Deadline looms, with only 8,760 hours to write my next column.

    "Would you get out of the way, I'm trying to do sponja," she said.
    "Why do you always have to do sponja when I'm pacing?" I said.
    "Tell you what. While you're pacing, push this shmatte around. Then you can write that you did sponja. It'll be a once-in-a-lifetime experience."
    It was the best idea I'd had yet, so I wrote about doing sponja. But this is as far as I got before I ran out of what to say.
    Writing this biweekly column has, for the past four years, created a condition of chronic panic. Deadlines loom like a guillotine.
     Why, you might ask, don't I just have a couple of extra columns written and ready to go, to stave the pressure?
    But that's the point. I do.
    Twenty-six of them.
    And I know if I withdraw one from my columns bank and don't replace it within 14 days, I'll be down to 25 ahead -- less than one year.
    Now you understand why I'm gripped.
    There are two types of people: those who have 26 columns in stock, and those who have none in stock and have to write through the night to have something ג€“ anything ג€“ ready for the following morning.
    I am by nature the second type. (When I was a schoolboy, I did homework during the bumpy bus ride on the way to school. My teachers thought I had the weirdest handwriting.) And so, when I accepted the offer of this column, I suggested we not publish the first until I'd completed two more. But knowing my undisciplined nature, I then thought it best to maintain the frenzy of fear, to stay two columns ahead. Then I got three ahead, and aimed for five.
    Four years later I'm so far ahead that I could go live on a secluded mountaintop (if we had any) for 52 weeks and readers wouldn't notice I'd stopped writing.
    Problem is, I can't shake the frenzy. Now I want to be three columns ahead of the year I'm already ahead, but I'm in such a permanent panic that I'm worried a prolonged writer's block might bring me back down to 26, so that extra cushion of three isn't really enough and I'd better push myself to get five or six ahead of the three.
    God how I hate writing under time pressure.
    You'd think my editor would be happy to have a columnist he can count on to hand in his stuff on time.

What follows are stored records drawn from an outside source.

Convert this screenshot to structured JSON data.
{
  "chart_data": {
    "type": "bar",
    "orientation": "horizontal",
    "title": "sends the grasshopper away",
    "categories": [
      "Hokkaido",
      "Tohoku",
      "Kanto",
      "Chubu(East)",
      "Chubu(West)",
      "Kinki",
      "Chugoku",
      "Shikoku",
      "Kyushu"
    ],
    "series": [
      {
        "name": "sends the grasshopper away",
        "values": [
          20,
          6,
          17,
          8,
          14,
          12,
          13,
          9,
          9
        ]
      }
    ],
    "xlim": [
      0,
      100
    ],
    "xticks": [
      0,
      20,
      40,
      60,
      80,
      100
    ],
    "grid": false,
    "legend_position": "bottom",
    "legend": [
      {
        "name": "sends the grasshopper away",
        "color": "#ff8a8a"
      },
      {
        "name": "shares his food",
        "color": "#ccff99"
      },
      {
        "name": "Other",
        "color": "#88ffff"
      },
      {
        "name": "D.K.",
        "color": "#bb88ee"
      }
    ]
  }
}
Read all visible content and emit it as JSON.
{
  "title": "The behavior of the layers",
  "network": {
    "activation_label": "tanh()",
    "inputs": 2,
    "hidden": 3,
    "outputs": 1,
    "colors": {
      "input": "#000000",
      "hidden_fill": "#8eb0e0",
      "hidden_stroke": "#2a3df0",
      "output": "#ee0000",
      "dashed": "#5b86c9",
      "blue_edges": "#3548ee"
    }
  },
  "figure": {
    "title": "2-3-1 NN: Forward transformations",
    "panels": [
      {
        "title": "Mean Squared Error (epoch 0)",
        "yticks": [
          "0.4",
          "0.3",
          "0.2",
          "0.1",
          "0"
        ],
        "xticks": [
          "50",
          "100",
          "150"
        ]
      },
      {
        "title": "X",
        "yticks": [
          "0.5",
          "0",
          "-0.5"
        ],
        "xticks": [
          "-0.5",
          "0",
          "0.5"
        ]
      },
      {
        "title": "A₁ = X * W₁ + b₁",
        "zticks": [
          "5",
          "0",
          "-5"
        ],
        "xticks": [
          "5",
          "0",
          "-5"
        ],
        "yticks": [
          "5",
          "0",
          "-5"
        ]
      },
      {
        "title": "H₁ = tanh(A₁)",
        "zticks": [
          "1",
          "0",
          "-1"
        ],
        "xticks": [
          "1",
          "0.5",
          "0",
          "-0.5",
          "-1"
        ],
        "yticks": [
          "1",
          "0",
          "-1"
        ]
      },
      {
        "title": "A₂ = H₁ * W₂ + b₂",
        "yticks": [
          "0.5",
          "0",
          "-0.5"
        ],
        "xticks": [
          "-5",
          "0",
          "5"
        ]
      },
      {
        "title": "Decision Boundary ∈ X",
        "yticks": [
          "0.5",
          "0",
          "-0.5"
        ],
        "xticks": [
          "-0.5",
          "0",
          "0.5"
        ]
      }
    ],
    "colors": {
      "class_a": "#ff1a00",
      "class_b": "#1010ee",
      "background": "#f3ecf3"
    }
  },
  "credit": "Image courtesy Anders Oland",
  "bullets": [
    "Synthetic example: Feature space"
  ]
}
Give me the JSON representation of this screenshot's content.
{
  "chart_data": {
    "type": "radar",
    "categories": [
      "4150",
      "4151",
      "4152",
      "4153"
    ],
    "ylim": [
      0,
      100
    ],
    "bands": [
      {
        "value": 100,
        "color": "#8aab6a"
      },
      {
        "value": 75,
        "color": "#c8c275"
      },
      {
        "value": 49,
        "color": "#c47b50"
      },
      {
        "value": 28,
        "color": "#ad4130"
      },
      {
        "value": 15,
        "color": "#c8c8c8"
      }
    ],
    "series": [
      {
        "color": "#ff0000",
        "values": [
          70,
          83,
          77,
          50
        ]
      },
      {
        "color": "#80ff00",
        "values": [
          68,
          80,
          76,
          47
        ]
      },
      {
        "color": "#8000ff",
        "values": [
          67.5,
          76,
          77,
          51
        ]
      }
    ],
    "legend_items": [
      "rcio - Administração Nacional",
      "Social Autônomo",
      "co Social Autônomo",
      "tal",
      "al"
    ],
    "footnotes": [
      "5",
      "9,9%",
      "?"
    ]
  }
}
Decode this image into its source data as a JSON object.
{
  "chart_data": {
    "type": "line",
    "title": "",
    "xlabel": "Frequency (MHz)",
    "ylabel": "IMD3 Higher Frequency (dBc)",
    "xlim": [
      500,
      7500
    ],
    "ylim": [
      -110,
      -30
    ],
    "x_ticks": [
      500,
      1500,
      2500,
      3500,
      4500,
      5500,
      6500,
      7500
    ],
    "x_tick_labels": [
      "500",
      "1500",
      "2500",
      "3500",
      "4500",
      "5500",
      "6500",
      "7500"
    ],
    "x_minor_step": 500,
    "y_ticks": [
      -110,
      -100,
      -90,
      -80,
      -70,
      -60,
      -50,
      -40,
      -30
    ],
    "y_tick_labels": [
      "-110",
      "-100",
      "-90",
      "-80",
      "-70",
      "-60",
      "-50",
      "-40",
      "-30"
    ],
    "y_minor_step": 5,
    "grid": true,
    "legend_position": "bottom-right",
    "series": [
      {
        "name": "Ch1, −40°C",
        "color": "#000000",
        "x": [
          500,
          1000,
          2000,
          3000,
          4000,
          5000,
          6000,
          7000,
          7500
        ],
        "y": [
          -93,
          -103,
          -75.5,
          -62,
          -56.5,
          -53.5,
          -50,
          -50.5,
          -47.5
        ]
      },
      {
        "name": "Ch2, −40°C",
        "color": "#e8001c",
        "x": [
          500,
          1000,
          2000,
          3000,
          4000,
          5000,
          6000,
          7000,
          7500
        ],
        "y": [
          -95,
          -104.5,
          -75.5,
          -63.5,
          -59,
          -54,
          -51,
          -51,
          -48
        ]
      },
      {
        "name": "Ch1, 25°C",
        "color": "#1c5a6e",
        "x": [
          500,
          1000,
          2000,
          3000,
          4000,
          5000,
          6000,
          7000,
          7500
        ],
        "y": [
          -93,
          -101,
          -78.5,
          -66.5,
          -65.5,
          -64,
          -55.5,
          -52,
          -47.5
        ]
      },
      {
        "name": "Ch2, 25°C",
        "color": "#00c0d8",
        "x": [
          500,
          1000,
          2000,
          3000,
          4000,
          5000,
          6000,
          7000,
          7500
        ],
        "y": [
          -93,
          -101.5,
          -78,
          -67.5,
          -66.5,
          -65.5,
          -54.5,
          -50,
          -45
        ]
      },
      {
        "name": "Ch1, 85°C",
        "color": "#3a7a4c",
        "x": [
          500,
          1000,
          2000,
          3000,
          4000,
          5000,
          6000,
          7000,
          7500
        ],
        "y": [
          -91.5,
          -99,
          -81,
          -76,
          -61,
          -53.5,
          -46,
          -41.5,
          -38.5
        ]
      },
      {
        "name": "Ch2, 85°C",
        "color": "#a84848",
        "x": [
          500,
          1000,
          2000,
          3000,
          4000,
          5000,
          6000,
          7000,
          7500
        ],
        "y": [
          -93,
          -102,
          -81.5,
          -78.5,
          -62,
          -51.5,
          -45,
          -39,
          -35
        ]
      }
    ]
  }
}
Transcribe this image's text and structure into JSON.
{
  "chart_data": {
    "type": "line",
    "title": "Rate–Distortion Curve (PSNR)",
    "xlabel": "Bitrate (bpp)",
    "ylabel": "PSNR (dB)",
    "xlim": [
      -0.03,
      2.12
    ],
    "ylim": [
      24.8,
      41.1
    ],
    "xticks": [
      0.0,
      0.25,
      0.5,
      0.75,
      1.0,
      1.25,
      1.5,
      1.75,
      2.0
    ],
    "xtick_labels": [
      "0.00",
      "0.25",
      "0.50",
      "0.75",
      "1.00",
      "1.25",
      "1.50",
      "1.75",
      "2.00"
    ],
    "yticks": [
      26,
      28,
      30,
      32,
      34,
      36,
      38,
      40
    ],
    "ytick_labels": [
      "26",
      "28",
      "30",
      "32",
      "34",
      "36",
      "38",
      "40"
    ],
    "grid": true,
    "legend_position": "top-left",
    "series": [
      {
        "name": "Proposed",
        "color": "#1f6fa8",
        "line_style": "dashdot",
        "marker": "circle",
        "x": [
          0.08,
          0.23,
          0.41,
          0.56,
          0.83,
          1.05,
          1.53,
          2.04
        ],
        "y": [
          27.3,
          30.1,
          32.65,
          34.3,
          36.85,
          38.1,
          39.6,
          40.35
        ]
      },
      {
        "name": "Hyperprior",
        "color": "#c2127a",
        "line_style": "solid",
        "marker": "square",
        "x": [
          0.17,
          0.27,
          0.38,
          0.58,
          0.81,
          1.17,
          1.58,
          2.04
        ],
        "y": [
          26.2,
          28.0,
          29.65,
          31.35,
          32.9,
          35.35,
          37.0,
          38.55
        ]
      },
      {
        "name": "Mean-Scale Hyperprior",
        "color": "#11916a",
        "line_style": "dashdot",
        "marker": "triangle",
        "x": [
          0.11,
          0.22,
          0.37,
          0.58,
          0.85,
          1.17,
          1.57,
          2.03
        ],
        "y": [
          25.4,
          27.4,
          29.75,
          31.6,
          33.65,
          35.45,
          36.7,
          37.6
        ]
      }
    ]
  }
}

Well, yes -- but he can also count on me to  yank it at the last minute for something new. For instance, some time back, when the government created a new Information Ministry and then promptly shut it down before it could even get a phone number, would you have wanted that week to read about my grocer? When suddenly the haredim announced Coke was as tref as pork, because a female arm was found to be pictured on a Coke ad, how could I ignore that and put something in about my kids instead?
    The drawback to being 52 weeks ahead is that it crimps contemporariness.
    And the drawback to being contemporary is that everything else in my columns bank becomes two weeks staler.
    At the rapid rate this country changes, even timeless columns become dated. I once wrote a piece called "The Day That Never Was," a day-in-the-life that Israelis could only dream about. I figured that column had a shelf-life of steel-wool -- but months later I noticed that some of the impossibilities were slowly becoming daily routine. Suddenly, that column had a shelf-life of raw fish.
    Every couple of weeks, the same agonizing decision: which 25 columns can wait?
    At one point I was seized with the notion that Yasser Arafat might actually not live forever, the worst of which was that I could be stuck with a handful of unusable columns. I submitted them all, one after the other, and prayed for him to live that long. 
    I had no such fears of Rabin. A spoof interview of him, which was starting to collect dust, could go in any time before the next election, I figured. I eventually turned it over for publication -- a few dozen hours before his final day alive. (Many months later it did run, as an interview of Peres. Same questions, same answers.)
    The day before Independence Day 1995, I began to worry about what I'd write for Independence Day 1996. Within 48 hours, with time relentlessly running out, I put life on hold and pounded the thing out, with just 364 days to spare. Unfortunately, the holiday in 1996 fell both a week too early and a week too late for my biweekliness, so I shuffled that column to the bottom of the pack, holding it until 1997. I was now 729 days ahead, Independence Day-wise, leaving 1,094 days to come up with another, but I decided to wait and see how things develop because, the way things go, by May 1998 who knows? I may not have a column any more, or a job, or an independent country.
    I hope we're still observing Pessah the same way in 1998, because I've already started on that one.  
    My wife suggested -- suggested? Accused! -- that I've become obsessive-compulsive about But Seriously.
    I explained that I was simply building a defense mechanism against my innate indolence, and there can't be anything bad in that.
        She guessed, almost derisively, that I'd already started work on a turn-of-the-millennium piece. 
    But that's three years away! Which means, of course, that it's already written, and I've started fretting about the column for the next new millennium after that.